The Hartford Healthy Family Initiative will be located in Parker Memorial Community Center on Main Street. The city’s Department of Health and Human Services is running the program to promote and increase access to healthy foods, breastfeeding support services and lactation consultants, physical activity and other hallmarks of disease prevention.

The initiative aims to reduce chronic illnesses, like heart disease and Type 2 diabetes, particularly those tied to obesity, smoking and poor nutrition.

The health department also plans to increase the number of North Hartford residents being referred to health and preventative care programs by working closely with community health workers and pharmacists.

The city launched Hartford Healthy Families Sunday afternoon during the 9th Annual Community Health and Wellness Fair at Parker Memorial.

A 2018 grant from the U.S. Centers for Disease Control and Prevention is supporting the initiative.

Hartford received $792,000 through the agency’s Racial and Ethnic Approaches to Community Health program to better serve black and Hispanic residents in the Northeast, Upper Albany and Clay Arsenal neighborhoods.

Hartford Healthy Families adds to a broader effort to expand services and quality of life in the poorest section of the city, North Hartford.

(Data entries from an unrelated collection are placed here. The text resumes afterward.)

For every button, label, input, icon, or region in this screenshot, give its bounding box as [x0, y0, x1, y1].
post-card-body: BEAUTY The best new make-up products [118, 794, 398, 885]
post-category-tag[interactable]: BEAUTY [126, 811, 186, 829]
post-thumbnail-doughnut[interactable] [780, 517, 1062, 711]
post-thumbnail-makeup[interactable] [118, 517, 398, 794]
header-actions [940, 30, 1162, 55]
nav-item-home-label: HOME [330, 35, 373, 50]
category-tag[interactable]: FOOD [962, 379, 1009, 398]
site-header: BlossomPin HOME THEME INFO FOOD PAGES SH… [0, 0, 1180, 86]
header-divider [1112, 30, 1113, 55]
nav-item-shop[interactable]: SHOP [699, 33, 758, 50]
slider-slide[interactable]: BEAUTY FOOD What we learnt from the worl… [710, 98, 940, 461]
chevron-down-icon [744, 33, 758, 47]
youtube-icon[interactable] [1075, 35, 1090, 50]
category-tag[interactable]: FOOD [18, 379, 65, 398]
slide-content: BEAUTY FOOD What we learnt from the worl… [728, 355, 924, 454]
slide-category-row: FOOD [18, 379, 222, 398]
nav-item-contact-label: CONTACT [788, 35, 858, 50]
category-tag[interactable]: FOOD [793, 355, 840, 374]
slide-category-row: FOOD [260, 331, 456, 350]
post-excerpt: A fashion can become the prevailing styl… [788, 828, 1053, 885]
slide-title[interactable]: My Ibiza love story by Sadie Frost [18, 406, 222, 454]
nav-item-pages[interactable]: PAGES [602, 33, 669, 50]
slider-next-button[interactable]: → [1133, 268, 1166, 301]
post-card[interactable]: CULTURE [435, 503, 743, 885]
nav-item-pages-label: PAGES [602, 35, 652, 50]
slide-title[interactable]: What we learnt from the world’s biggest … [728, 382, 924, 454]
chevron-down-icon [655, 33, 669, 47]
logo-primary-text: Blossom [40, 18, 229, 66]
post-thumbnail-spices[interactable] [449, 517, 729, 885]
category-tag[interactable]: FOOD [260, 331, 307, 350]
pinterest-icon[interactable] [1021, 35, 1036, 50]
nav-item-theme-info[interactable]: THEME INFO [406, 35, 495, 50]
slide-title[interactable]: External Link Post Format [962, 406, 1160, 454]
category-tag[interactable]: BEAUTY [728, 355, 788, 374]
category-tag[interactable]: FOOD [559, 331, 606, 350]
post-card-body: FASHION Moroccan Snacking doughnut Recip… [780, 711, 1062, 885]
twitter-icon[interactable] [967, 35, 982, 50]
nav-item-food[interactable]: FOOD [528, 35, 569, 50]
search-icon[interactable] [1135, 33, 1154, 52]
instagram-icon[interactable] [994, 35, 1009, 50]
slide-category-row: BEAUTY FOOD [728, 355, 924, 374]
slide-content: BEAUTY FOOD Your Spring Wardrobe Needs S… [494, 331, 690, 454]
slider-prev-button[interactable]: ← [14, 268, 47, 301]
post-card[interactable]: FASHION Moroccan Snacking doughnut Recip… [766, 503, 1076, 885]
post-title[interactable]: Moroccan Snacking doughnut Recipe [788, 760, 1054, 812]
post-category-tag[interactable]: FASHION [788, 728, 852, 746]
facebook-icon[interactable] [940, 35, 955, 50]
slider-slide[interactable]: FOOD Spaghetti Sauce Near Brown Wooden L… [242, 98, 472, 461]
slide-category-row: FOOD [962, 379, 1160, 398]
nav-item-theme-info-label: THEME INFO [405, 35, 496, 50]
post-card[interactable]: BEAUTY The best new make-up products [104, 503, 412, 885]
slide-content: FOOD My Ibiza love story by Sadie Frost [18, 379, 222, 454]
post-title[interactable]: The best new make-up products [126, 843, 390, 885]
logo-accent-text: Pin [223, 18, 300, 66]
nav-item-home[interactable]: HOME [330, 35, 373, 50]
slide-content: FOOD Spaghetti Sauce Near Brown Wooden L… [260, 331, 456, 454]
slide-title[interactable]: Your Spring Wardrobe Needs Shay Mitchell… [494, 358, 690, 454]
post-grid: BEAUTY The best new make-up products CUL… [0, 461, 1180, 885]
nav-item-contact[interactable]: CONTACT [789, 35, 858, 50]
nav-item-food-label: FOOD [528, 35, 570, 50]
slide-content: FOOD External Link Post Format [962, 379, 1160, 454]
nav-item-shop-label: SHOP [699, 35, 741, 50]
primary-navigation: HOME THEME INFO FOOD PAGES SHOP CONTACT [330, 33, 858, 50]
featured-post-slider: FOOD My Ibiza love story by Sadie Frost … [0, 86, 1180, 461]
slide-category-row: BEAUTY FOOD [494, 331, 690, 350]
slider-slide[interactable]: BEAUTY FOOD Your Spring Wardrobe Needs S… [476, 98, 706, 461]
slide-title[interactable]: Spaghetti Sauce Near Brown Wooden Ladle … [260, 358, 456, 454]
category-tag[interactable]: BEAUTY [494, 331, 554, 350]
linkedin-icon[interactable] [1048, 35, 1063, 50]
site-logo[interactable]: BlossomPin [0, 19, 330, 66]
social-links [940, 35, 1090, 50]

Last summer, Hartford was named one of 17 cities in the country to receive an EnVision Center, a federal program for families who receive housing assistance by become self-sufficient. That center is also located at Parker Memorial.

In 2017, the North Hartford Triple Aim Collaborative formed as part of North Hartford’s designation as a federal Promise Zone. Its three aims are improving well-being, the impact of each dollar spent and health — specifically, life expectancy.

To date, the NHTAC has started a diabetes prevention program and supported urban farming, nutrition training, gun violence prevention, and access to the opioid overdose-reversal drug naloxone. The NHTAC is also involved in several state and national initiatives, including Trinity Health’s Transforming Communities Initiative, Invest Health, and Wellville.

Other efforts are private.

For several years, Hartford Food System has been trying to bring a full-service supermarket to North Hartford through a proposed development called Healthy Hartford Hub. The nonprofit hopes it would eventually add a pharmacy, medical clinic, exercise space and housing to the development.

And renovations are underway at the old M. Swift & Sons factory, which is being redeveloped by another nonprofit, Community Solutions, to include a 4,000-square-foot health hub to address health gaps among Northeast Hartford residents.